One might distinguish models by which data for Y turn out to work best. But most of the candidates are highly correlated with each other – most models end up adding a recession state variable, and it is practically a deﬁning feature of recessions that many variables move together – so telling models apart will be hard this way. That fact also means that telling them apart is less important than may seem.
There is some hope in formally testing models – do their moment conditions and crossequation restrictions hold? – and in checking models’ additional assumptions – do conditional moments vary as much and in the way that long-run risk or rare disaster models specify; do cross sectional income and wealth distributions change as much as idiosyncratic risk and heterogeneous agent models specify? But though most models are easily rejected, those rejections correspond to economically uninteresting moments.

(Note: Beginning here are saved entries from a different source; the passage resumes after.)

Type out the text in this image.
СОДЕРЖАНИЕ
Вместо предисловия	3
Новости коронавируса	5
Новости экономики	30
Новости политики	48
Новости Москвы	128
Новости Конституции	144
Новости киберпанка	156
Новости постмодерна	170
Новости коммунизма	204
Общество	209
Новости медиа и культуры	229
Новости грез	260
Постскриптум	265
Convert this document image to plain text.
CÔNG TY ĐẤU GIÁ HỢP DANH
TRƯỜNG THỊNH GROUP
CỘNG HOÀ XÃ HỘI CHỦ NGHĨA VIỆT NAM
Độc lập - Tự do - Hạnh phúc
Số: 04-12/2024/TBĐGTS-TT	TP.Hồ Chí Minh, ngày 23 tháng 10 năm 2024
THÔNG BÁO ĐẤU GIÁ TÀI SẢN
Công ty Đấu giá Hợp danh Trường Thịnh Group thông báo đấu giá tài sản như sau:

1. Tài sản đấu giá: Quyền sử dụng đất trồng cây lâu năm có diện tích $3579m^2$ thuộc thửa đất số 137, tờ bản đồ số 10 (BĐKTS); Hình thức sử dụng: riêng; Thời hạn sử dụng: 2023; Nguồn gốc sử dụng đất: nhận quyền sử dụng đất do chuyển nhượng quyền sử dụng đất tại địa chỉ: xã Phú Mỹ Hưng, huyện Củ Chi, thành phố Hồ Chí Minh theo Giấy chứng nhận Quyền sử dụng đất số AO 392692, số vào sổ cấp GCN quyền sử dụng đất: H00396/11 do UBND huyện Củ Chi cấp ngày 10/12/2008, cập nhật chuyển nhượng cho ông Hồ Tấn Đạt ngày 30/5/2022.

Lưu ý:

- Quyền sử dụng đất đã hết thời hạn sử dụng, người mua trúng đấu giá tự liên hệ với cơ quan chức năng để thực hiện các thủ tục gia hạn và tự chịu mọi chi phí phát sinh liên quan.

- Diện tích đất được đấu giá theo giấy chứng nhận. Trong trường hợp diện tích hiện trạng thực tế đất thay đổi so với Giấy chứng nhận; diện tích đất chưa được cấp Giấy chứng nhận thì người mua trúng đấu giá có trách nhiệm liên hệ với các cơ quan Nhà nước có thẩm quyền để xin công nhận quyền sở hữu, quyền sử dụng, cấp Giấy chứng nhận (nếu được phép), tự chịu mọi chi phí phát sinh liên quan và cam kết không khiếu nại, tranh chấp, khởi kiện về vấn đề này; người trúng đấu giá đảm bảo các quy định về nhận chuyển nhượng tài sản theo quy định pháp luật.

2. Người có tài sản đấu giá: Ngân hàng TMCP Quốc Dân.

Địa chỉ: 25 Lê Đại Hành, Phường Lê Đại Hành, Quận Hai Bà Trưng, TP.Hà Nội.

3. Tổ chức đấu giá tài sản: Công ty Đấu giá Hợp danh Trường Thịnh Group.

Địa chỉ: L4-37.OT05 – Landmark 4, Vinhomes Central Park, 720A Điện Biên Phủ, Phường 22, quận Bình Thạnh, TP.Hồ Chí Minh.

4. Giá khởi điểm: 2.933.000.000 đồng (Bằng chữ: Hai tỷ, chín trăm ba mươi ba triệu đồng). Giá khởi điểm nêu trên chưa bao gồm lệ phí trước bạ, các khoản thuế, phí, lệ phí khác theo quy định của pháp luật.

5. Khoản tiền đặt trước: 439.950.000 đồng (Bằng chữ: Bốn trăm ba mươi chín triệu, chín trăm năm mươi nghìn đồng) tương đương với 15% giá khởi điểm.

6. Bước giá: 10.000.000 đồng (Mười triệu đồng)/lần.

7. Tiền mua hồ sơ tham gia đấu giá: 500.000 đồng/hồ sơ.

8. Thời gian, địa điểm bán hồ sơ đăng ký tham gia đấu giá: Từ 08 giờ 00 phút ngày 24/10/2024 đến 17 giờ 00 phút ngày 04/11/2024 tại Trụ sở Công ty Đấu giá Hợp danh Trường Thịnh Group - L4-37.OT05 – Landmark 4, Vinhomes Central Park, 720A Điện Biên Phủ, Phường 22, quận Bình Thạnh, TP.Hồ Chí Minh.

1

And by publication selection bias if nothing else, models are cleverly constructed that there auxiliary assumptions are not easily falsiﬁed; the variation in moments they require is small, hard to measure, or depends on rare events.
The models also differ in their tractability, elegance, and the number and fragility of extra assumptions (or “dark matter” in the colorful analogy of Chen, Dou, and Kogan
2015) needed to get from theory to central facts. I think it is a mistake to embrace too quickly a formalistic scientism that ignores these features. In explaining which models become popular throughout economics, tractability, elegance, and parsimony matter more than probability values of test statistics. Economics needs simple tractable models that help to capture the bewildering number of mechanisms people like to talk about.